Le CSP et le CNESCO à redresser
Enfin le comité s’attaque aux nouvelles instances créées par la loi d’orientation. A vrai dire elles étaient déjà soumises à des critiques d’Y Durand depuis plusieurs mois. Le Conseil supérieur des programmes « est une structure pour un travail de type délibératif, destinée à produire un rapport, mais elle paraît dans son format actuel inappropriée pour piloter l’ensemble de l’élaboration des programmes dans des délais aussi contraints », écrit le comité. Il demande de » clarifier sa position et son mandat, par rapport aux instances participant au travail sur les programmes d’enseignement (DGESCO, IGEN) » et suggère de le remplacer par une agence.
Ce n’est pas mieux pour le Cnesco, lui aussi attaqué depuis des mois. » Le comité a pu constater que parmi les instances nouvelles, le CNESCO faisait partie de celles qui n’avaient pas réellement trouvé leur place, leur mode de fonctionnement et le temps de leur action ». Le comité reproche au Cnesco de faire des recherches quand on lui demande d’évaluer le système éducatif, come si ce recherches étaient inutiles à l’évaluation. Le comité demande de « clarifier la mission du cnesco ».

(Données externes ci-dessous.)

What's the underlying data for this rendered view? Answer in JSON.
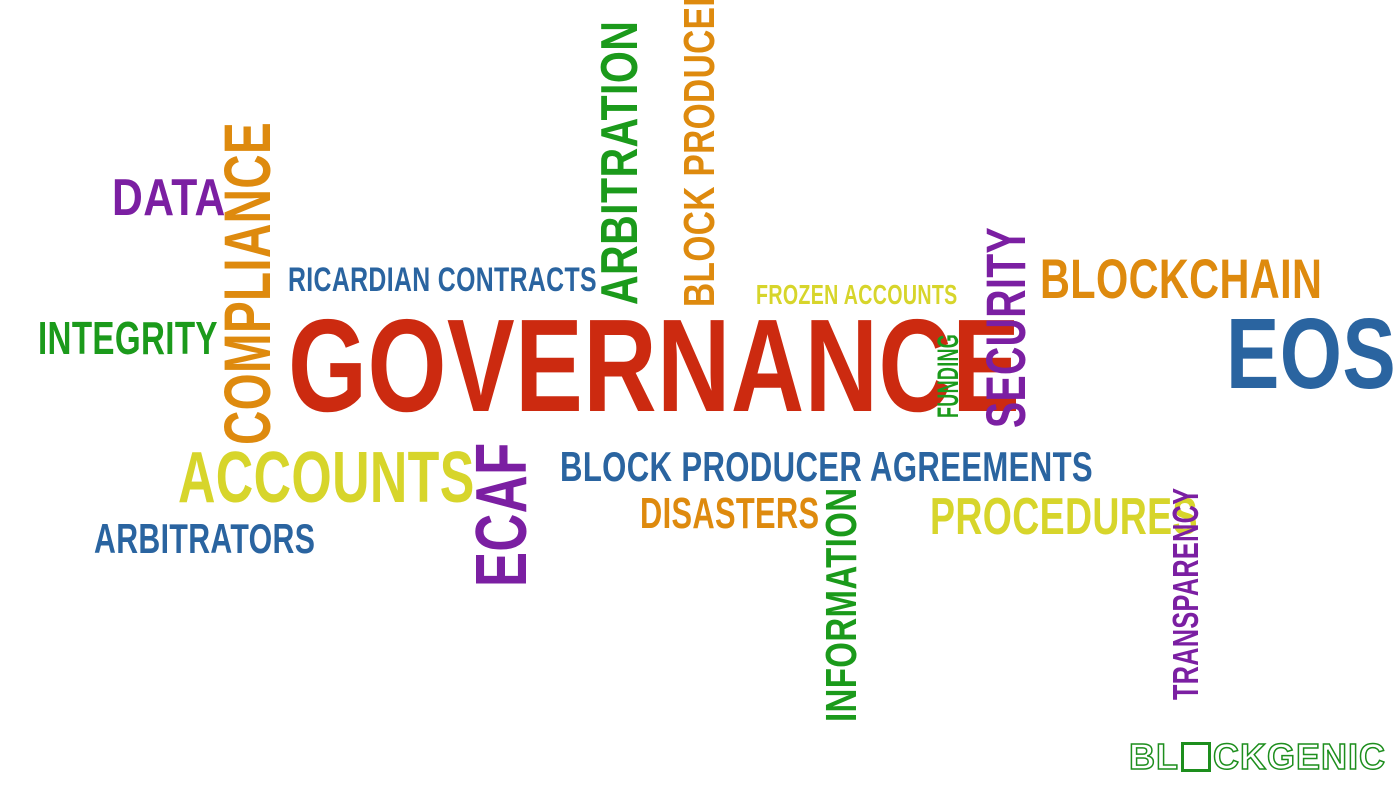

Un bilan trop pessimiste pour V Corre
Interrogée par le Café pédagogique, la député socialiste Valérie Corre juge que « la présentation faite de la mise en oeuvre de la loi est très pessimiste ». Elle prend en exemple la place des parents. « Beaucoup a été fait », dit-elle. Il ya beaucoup d’initiatives sur le terrain par de écoles qui ne font pas de publicité. Parler de fantôme c’est dur. » V Corre est aussi surprise par le sort fait au Cnesco. « Le Cnesco remplit bien sa mission. Par exemple les études sur la mixité sociale à l’école contribue bien à évaluer le système éducatif ». Il est vrai que Yves Durand est l’auteur, avec R Salles, d’un rapport sur la mixité sociale à l’école qui critique déjà la nécessité de la mixité…

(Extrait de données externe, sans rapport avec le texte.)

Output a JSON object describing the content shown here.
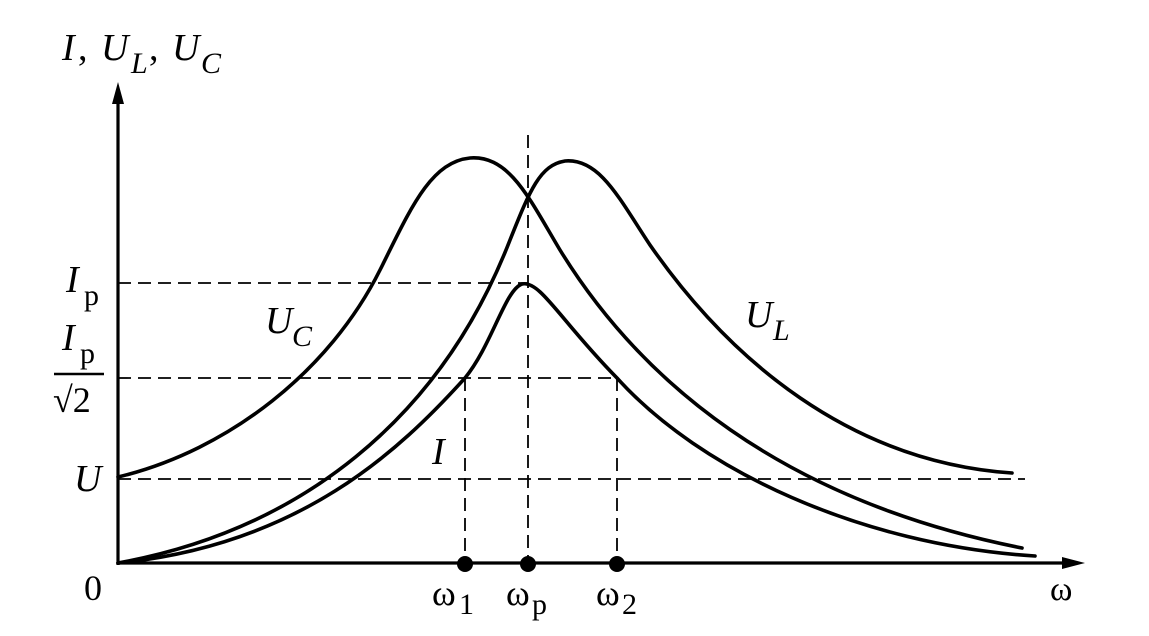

Le CSP menacé pour M Lussault
Michel Lussault, président du CSP, est inquiet. « Je sens le CSP menacé. D’ailleurs personnes liées à l’opposition m’ont prévenu de la disparition du CSP en cas d’alternance », nous a -t-il confié. « Si on conteste autant l’action du CSP c’est qu’elle doit pas être anodine. Le SP a fait soin travail en publiant les programmes. Il manque effectivement de moyens, comme le dit le comité ». Pour M Lussault c’est surtout la procédure de production des programmes, transformés en décret et arrêtés, qui est extrêmement lourde. « Il faut des arrêtés pour faire évoluer des programmes qui devraient être amendables ».
La critique déjà reprise par les syndicats
La balle est déjà reprise par les syndicats. Ainsi le Snuipp : » le rapport parlementaire du comité de suivi de la Loi de refondation de l’école publié ce jour pointe clairement un certain nombre d’insuffisances. Il n’est pas normal par exemple que les nouveaux programmes de maternelle, qui sont de qualité, ne fassent pas l’objet d’un grand plan de formation continue pour les 80 000 enseignantes et enseignants concernés… Il est temps de donner une véritable impulsion et une ligne claire à la priorité au primaire : amplification des créations de postes pour tenir tous les engagements de la loi, déploiement d’un grand plan de formation continue des enseignants, refondation du métier en dégageant du temps et en revalorisant les salaires, ce qui sera d’ailleurs le mot d’ordre de la grève du 26 janvier. »
Reprise en main par la vieille maison ?
Deux ans après avoir porté la loi d’orientation et l’avoir fait accepter par les députés, Yves Durand porte-il des coups à la loi ou à la ministre ? Certes bien des maladresses ont eu lieu dans l’application de la loi, ne serait ce que, dès le début, en mettant en premier les rythmes. Les maladresses, qui continuent dans la façon dont l’institution est incapable d’accompagner le changement, ont coupé l’élan de la refondation, comme le dit le rapport. Mais les critiques portées par le comité de suivi vont au delà en consacrant beaucoup de place à deux nouvelles instances qui irritent certains , particulièrement les organismes qu’ils remplacent, mais qui n’ont pas démérité. Le comité de suivi fait ainsi preuve d’indépendance, voire de fronde, face au gouvernement et de fidélités à l’ancien système.